Perhaps it was because of this “almost loving” that as late as six weeks before my ﬁftieth birthday, in a ﬁnal attempt at least to gain a dispensation with regard to the date, I turned to him and asked him to save me—yes, in my desperation I actually used that expression—by separating from his partner and becoming mine instead, and, regardless of whether it was true or not, supplying a written declaration to the authorities stating that he loved me. When I asked him this outright he became terribly upset. In fact, he cried. He sat there naked on the edge of my bed, and that was the ﬁrst and last time I saw him cry. He sat there with his eyes glistening, sobbing, and he pulled a corner of the duvet over his penis, apparently unconsciously, and said:
“Dorrit, I think more of you than I’ve ever thought of any other woman, and it isn’t just sexual feelings, you know that. I admire you and respect you, I almost love you, and I would be more than happy to live with you and share my life with you. But for one thing, I want my son to grow up with both parents living in the same house. And for another, I can’t actually say I love you, because I can’t lie. I . . . I’m just not made that way. I can’t say it to you, and I can’t say it to the authorities; I can’t put my name to something that isn’t true. That would be perjury. I would be committing a crime. You have to understand this, Dorrit. I . . .”

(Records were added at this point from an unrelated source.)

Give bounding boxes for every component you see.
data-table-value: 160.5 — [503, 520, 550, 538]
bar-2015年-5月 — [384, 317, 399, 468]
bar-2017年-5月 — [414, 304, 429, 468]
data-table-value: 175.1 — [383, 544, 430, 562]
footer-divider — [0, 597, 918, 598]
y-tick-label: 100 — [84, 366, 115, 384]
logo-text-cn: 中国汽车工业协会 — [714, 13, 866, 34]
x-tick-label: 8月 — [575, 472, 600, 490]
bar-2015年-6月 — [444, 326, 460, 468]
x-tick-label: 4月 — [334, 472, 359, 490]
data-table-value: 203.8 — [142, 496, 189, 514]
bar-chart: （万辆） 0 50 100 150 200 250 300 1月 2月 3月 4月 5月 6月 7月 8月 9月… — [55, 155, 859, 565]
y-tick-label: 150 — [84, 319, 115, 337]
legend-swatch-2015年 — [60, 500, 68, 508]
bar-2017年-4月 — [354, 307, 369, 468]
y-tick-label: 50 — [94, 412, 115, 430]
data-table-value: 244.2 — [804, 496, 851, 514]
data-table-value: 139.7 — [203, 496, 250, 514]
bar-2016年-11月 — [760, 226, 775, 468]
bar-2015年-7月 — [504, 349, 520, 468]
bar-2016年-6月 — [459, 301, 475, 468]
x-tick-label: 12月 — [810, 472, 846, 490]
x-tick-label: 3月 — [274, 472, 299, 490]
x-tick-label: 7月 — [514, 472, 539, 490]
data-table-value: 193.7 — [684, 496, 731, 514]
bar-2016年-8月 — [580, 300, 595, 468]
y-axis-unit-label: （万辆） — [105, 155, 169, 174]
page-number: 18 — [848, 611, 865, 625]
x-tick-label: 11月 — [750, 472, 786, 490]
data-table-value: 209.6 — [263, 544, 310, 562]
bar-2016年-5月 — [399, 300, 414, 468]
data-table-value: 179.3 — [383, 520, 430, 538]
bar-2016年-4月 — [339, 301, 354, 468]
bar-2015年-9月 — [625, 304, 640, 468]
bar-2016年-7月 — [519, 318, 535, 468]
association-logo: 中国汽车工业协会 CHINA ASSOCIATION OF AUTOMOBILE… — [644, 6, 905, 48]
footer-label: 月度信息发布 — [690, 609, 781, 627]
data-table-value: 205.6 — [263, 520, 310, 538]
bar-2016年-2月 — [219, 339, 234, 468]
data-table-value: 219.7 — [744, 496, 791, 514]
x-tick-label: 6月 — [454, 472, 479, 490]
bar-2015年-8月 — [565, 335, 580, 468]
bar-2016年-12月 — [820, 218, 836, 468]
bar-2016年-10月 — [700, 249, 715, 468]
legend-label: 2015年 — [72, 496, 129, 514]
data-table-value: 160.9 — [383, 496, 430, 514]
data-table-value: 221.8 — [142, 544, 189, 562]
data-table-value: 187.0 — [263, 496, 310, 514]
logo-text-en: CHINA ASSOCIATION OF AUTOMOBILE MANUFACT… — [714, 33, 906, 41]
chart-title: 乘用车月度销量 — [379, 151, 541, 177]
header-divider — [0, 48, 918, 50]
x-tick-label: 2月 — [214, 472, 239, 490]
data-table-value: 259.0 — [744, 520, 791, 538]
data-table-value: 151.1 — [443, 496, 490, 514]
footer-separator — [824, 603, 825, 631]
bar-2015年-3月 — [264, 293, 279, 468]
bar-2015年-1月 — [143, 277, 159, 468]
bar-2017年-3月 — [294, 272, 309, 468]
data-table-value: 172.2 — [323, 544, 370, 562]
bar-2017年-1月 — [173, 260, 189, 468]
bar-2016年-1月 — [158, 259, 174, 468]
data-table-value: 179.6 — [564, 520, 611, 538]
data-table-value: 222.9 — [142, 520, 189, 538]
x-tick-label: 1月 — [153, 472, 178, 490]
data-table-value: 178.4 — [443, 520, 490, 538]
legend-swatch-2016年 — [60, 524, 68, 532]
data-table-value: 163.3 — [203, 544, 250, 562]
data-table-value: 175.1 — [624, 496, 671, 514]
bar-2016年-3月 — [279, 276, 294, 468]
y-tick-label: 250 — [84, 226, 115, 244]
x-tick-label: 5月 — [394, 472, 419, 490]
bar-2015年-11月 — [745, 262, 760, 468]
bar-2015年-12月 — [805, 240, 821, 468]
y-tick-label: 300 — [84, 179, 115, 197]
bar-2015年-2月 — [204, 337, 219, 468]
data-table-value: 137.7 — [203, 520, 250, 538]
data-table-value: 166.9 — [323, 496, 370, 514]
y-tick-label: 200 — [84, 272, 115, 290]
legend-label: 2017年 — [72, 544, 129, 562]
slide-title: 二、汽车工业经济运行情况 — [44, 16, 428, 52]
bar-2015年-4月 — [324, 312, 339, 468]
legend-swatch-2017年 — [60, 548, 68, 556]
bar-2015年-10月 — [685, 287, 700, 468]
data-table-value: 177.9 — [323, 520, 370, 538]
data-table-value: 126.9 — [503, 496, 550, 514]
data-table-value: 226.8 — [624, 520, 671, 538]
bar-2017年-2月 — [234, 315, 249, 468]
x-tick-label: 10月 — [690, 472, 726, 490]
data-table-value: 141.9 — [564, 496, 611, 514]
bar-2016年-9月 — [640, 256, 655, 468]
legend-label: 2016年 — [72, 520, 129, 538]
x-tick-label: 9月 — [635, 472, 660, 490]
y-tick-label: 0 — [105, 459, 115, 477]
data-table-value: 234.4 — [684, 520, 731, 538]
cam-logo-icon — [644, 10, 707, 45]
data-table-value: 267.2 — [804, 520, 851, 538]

He paused, took a deep breath, swallowed a few times, sniveled, rubbed his ﬁnger under his nose, and went on, virtually breathless, almost whispering:
“I’m so sorry, I’m so sorry. I . . . you know what you’ve meant . . . what you mean to me. I’ll miss you so much, I . . .”
And he wept and wept. He put his arms around me, clung to me, howling like a child. I didn’t cry. Not then.
I didn’t cry until I said good-bye to Jock, my dog; we’d been so close for so many years. He’s a Danish-Swedish farm dog, white with black and brown patches, brown eyes, and ears that are as soft as velvet, one black and one white. I gave him to a family I knew and trusted, not far from where I lived. Lisa and Sten and their three children. They’ve got a smallholding with horses and chickens, and they were very fond of Jock. The children loved him. I knew he liked them too, and that he’d have a good life there. But even so. He was mine, after all. And I was his. Between him and me you really could—without committing perjury—talk about love. The feeling was mutual, I’m convinced of that. But dogs don’t count; a dog’s dependence and devotion are not enough. And it was when I had left Jock at Sten and Lisa’s and I was driving away that I wept.
Loving and leaving don’t go together. They are two irreconcilable concepts, and when they are forced together by outside circumstances they require an explanation. But I was unable to give Jock that explanation. Because how do you explain something like that—or anything at all—to a dog? Nils could at least explain to me why he couldn’t be with me properly and make me a needed person, and I could understand that. But how will Jock, if he’s still alive, ever be able to understand why I drove away without him that day? How will he ever be able to understand why I never came back?